Just thinking about something else...
I really think that the courts will HAVE to side with the Church on this one...
If one commits mortal sins, aren’t they are always denied burial in Catholic cemeteries? As an example, people who commit suicide are denied burial in Catholic cemeteries. I may be wrong, but aren’t homosexual acts considered to be mortal sins as is suicide?
This would completely close the case.
Mark
(I am not a canon lawyer, so if I'm wrong here --- yes, it's possible! --- I will gratefully accept correction.)
What would disqualify a person, would be something objective and public.
Suicide used to bs considered such, but in my lifetime the thinking has swung around that suicides are often not in their right minds, and therefore not fully culpable for their actions.

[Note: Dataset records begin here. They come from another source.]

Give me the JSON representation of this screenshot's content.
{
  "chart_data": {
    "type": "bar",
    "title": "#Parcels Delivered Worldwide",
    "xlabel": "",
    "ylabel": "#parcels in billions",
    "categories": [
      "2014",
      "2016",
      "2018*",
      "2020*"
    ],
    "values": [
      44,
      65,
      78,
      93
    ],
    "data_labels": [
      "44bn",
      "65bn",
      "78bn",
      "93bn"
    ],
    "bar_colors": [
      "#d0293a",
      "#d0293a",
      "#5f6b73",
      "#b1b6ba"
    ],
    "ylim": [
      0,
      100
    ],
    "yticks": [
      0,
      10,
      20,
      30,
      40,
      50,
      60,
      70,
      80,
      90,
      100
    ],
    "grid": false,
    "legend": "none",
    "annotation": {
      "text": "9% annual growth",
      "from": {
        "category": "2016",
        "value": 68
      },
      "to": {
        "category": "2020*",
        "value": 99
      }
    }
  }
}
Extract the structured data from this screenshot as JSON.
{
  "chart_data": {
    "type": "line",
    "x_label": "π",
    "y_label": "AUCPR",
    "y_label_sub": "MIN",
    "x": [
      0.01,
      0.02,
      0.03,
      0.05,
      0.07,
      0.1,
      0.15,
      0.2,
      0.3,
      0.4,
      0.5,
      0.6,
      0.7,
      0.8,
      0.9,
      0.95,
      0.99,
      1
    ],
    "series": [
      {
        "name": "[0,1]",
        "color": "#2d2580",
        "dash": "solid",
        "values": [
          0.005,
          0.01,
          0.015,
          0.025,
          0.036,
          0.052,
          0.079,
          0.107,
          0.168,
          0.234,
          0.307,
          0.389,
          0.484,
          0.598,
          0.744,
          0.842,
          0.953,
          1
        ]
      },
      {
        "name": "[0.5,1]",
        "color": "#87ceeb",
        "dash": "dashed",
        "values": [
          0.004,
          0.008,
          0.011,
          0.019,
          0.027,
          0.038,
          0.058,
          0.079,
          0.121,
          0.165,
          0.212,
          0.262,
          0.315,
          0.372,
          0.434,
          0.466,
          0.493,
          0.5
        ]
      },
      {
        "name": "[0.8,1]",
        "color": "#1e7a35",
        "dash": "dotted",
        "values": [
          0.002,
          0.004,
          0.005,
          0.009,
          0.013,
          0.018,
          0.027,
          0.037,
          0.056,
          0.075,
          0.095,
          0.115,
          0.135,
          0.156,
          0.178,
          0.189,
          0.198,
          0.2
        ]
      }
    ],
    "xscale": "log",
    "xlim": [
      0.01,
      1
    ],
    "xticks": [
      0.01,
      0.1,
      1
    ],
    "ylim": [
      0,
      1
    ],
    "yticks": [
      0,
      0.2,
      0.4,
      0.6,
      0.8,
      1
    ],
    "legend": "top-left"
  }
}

Lamentably, we just buried a 20-year-old suicide from our parish. There is a good presumption he was mentally ill, he had a background of psych treatment.
"Being homosexual" wouldn't disqualify a person from a Catholic funeral and burial in consecrated ground --- most of their sodomitical acts would have been private, which is to say, not displayed to observation, and who knows, the person might have repented on their deathbed--- but Gay "marriage" would, I think. Because of the public nature of marriage: it would be a visible, official, objective, manifest rejection of Catholic faith and morals.
Anybody else who knows the subject better than I do, please chime in.
This HEADSTONE thing, of course, is a public, open, obvious provocation. I agree with tax-chick: the cemetery just has to say No. Finis.
Well, if that’s true, I think the Church would have told them that when they said they wanted a faggot headstone.